NFL 2025 Season - Zoltar Looks at Predicting Over-Under Scores Using Linear Regression

Zoltar is my NFL football prediction system. Zoltar uses a combination of classical statistics, a neural network, and a form of reinforcement learning.

My basic Zoltar predicts game results against Las Vegas point spread data. For example, if the Chiefs are playing the Rams, the Vegas line might be “Chiefs -7.5” meaning the Chiefs must win by more than 7.5 points. Zoltar will predict which team will win and by how many points, such as “Chiefs will win by 3 points”. This would result in a recommendation to bet on the underdog Rams.

I decided to modify Zoltar to predict the total number of points that will be scored in a game. This can be used to place over-under bets. For example, in the hypothetical Chiefs vs. Rams game, the Vegas over-under line might be 44.5 points. You can bet that the total number of points scored by both teams will either be over 44.5 points or under 44.5 points.

The first step was to generate data. After quite a few hours, I used Zoltar to create a data file that looks like:

# TotalPointsData2024.txt
# week, visitorID, visitorRating, homeID, homeRating, totalPts
#
1 24 ravens 2105 8 chiefs 2058 47
1 19 packers 2011 12 eagles 2058 63
1 28 steelers 2035 13 falcons 1964 28
1 6 cardinals 1894 2 bills 2058 62
. . .
18 11 dolphins 2025 17 jets 1874 52
18 31 vikings 2140 18 lions 2200 40

Each line represents one of the 272 games played during the 18 weeks of the 2024 regular season. The eight values on each line are week number, visitor team ID, visitor team name, visitor team rating according to Zoltar, home team ID, home team name, home team rating according to Zoltar, total points scored in the game. The predictor values are visitor team rating and home team rating. The other fields are for debugging.

At this point, I was ready to feed the data to various machine learning regression models to try and predict total number of points scored. For my first attempt, I used basic linear regression to establish baseline results.
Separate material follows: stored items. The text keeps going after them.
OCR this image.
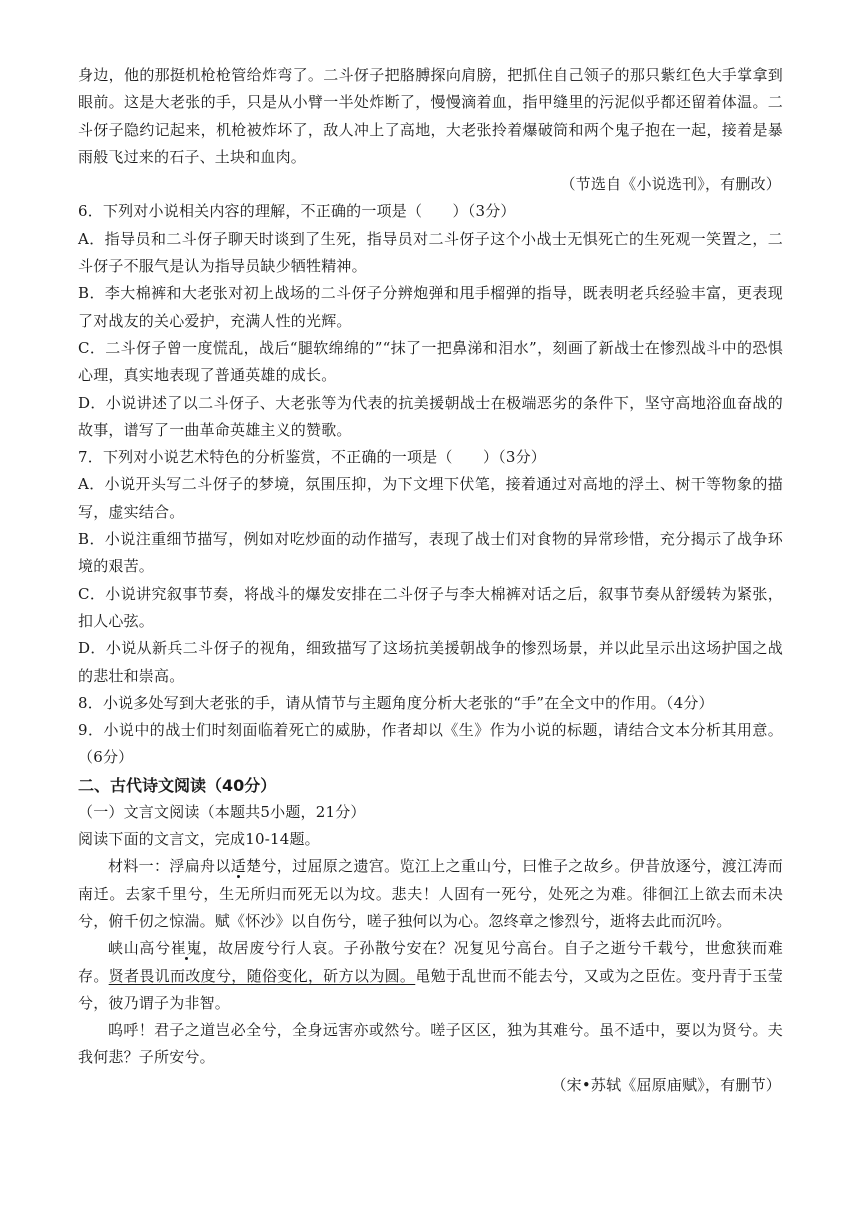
身边，他的那挺机枪枪管给炸弯了。二斗伢子把胳膊探向肩膀，把抓住自己领子的那只紫红色大手掌拿到眼前。这是大老张的手，只是从小臂一半处炸断了，慢慢滴着血，指甲缝里的污泥似乎都还留着体温。二斗伢子隐约记起来，机枪被炸坏了，敌人冲上了高地，大老张拎着爆破筒和两个鬼子抱在一起，接着是暴雨般飞过来的石子、土块和血肉。

（节选自《小说选刊》，有删改）

6．下列对小说相关内容的理解，不正确的一项是（　　）（3分）

A．指导员和二斗伢子聊天时谈到了生死，指导员对二斗伢子这个小战士无惧死亡的生死观一笑置之，二斗伢子不服气是认为指导员缺少牺牲精神。

B．李大棉裤和大老张对初上战场的二斗伢子分辨炮弹和甩手榴弹的指导，既表明老兵经验丰富，更表现了对战友的关心爱护，充满人性的光辉。

C．二斗伢子曾一度慌乱，战后“腿软绵绵的”“抹了一把鼻涕和泪水”，刻画了新战士在惨烈战斗中的恐惧心理，真实地表现了普通英雄的成长。

D．小说讲述了以二斗伢子、大老张等为代表的抗美援朝战士在极端恶劣的条件下，坚守高地浴血奋战的故事，谱写了一曲革命英雄主义的赞歌。

7．下列对小说艺术特色的分析鉴赏，不正确的一项是（　　）（3分）

A．小说开头写二斗伢子的梦境，氛围压抑，为下文埋下伏笔，接着通过对高地的浮土、树干等物象的描写，虚实结合。

B．小说注重细节描写，例如对吃炒面的动作描写，表现了战士们对食物的异常珍惜，充分揭示了战争环境的艰苦。

C．小说讲究叙事节奏，将战斗的爆发安排在二斗伢子与李大棉裤对话之后，叙事节奏从舒缓转为紧张，扣人心弦。

D．小说从新兵二斗伢子的视角，细致描写了这场抗美援朝战争的惨烈场景，并以此呈示出这场护国之战的悲壮和崇高。

8．小说多处写到大老张的手，请从情节与主题角度分析大老张的“手”在全文中的作用。（4分）

9．小说中的战士们时刻面临着死亡的威胁，作者却以《生》作为小说的标题，请结合文本分析其用意。（6分）

二、古代诗文阅读（40分）

（一）文言文阅读（本题共5小题，21分）

阅读下面的文言文，完成10-14题。

材料一：浮扁舟以适楚兮，过屈原之遗宫。览江上之重山兮，曰惟子之故乡。伊昔放逐兮，渡江涛而南迁。去家千里兮，生无所归而死无以为坟。悲夫！人固有一死兮，处死之为难。徘徊江上欲去而未决兮，俯千仞之惊湍。赋《怀沙》以自伤兮，嗟子独何以为心。忽终章之惨烈兮，逝将去此而沉吟。

峡山高兮崔嵬，故居废兮行人哀。子孙散兮安在？况复见兮高台。自子之逝兮千载兮，世愈狭而难存。贤者畏讥而改度兮，随俗变化，斫方以为圆。黾勉于乱世而不能去兮，又或为之臣佐。变丹青于玉莹兮，彼乃谓子为非智。

呜呼！君子之道岂必全兮，全身远害亦或然兮。嗟子区区，独为其难兮。虽不适中，要以为贤兮。夫我何悲？子所安兮。

（宋•苏轼《屈原庙赋》，有删节）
I realized that I needed to normalize the team rating predictor values by dividing by 10,000, and normalize the predicted total number of points scored by dividing by 100. The output of the preliminary exploration was:

Begin NFL 2024 Total Points prediction using
 baseline linear regression

Loading data into memory

First three train X:
   0.2105   0.2058
   0.2011   0.2058
   0.2035   0.1964

First three train y:
0.47
0.63
0.28

Setting lrnRate = 0.0001
Setting maxEpohcs = 200

Creating and training Linear Regression model
epoch =     0  RMSE =   0.4568
epoch =    40  RMSE =   0.1881
epoch =    80  RMSE =   0.1373
epoch =   120  RMSE =   0.1314
epoch =   160  RMSE =   0.1308
Done

Coefficients/weights:
0.0881  0.0902
Bias/constant: 0.4214

Evaluating model
Accuracy train (within 0.15) = 0.4301
Train RMSE = 0.1308

Predicting for trainX[0]:
Predicted y = 0.4585

End program

As expected, the prediction accuracy wasn’t very good. A prediction is scored as correct if it’s within 15% of the true target number of points scored. For example, if the true target for a game was 50 points, any prediction between 32.5 points and 57.5 points would be scored as correct.

I dropped the data into an Excel spreadsheet and did some analysis. The average total points scored by both teams in a game during the 272 regular season games of the 2024 season is 45.82 points. If you naively predict 45.82 points for each game, the root mean squared error of that naive model is 0.1309 points. The linear regression model RMSE of 0.1308 is almost exactly the same. So I took a closer look at the predictions from the linear regression model, and they are all between 44.0 and 46.0 — essentially just predicting the average number of points scored. Darn.

My next steps will be to try more powerful prediction algorithms, specifically kernel ridge regression and neural network regression.

Sports betting is a multi-billion dollar industry and growing very quickly.

Left: Las Vegas clearly sees sports betting as the future of gaming. This is the MGM Grand sports book. Bettors can place wagers at the walk-up counter or at computer kiosks.

Center: This is an old “chuck-a-luck” game. The birdcage had three dice. The odds are very poor and the game is not longer played as far as I know.

Right: This is an old “wheel of fortune”. The odds aren’t very good, but the game is still in Vegas, mostly because of the visual appeal.